For all its remoteness, Hammerfest has a long history as a trading port, and Polar Bear Club sets out to commemorate this. In the museum's single room are a variety of mementos of the early life of Hammerfest, including a profusion of stuffed animals, early Arctic hunting, traveling and camping equipment, and a gallery of photographs, paintings, drawings and writings of and from the town's history. These depict the town as it was in previous centuries, showing that as far back as the seventeenth century, this tiny town was a nexus for travelers and traders in the far north and a meeting point for the isolated people of North Norway, traders sailing up from southern Europe and hunters and traders coming west from the Arctic Ocean and Russia.
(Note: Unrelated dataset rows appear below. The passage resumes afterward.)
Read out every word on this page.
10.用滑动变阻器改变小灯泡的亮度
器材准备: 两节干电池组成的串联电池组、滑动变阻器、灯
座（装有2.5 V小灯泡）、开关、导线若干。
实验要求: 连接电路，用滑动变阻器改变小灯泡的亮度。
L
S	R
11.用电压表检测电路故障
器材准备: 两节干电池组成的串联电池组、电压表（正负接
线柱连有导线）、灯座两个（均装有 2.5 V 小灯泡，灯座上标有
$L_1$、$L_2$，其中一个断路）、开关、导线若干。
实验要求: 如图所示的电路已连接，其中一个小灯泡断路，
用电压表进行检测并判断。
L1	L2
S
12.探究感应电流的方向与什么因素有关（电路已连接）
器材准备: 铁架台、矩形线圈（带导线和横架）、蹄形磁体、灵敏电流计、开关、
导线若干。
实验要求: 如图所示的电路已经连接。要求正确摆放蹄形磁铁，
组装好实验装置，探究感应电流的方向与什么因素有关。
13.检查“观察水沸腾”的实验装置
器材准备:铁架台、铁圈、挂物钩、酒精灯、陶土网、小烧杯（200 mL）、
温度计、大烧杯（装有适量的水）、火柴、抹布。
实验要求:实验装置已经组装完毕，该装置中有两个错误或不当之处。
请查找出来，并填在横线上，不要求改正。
Founded in 1963 by two local businessmen, the Polar Bear Club is not particularly ancient. Primarily, it is a somewhat jokey amenity for tourists. Although entrance to the actual exhibition is free of charge, visitors are encouraged to join the Society, which is rewarded with a membership pack, the contents of which include a certificate signed by the actual mayor, a sticker, a membership card and a lapel pin made of silver and enamel. Since the only way to join is in person at the Polar Bear Society, this pin provides proof of visiting this remote place. As of 2024 there were reported to be around 282000 members worldwide.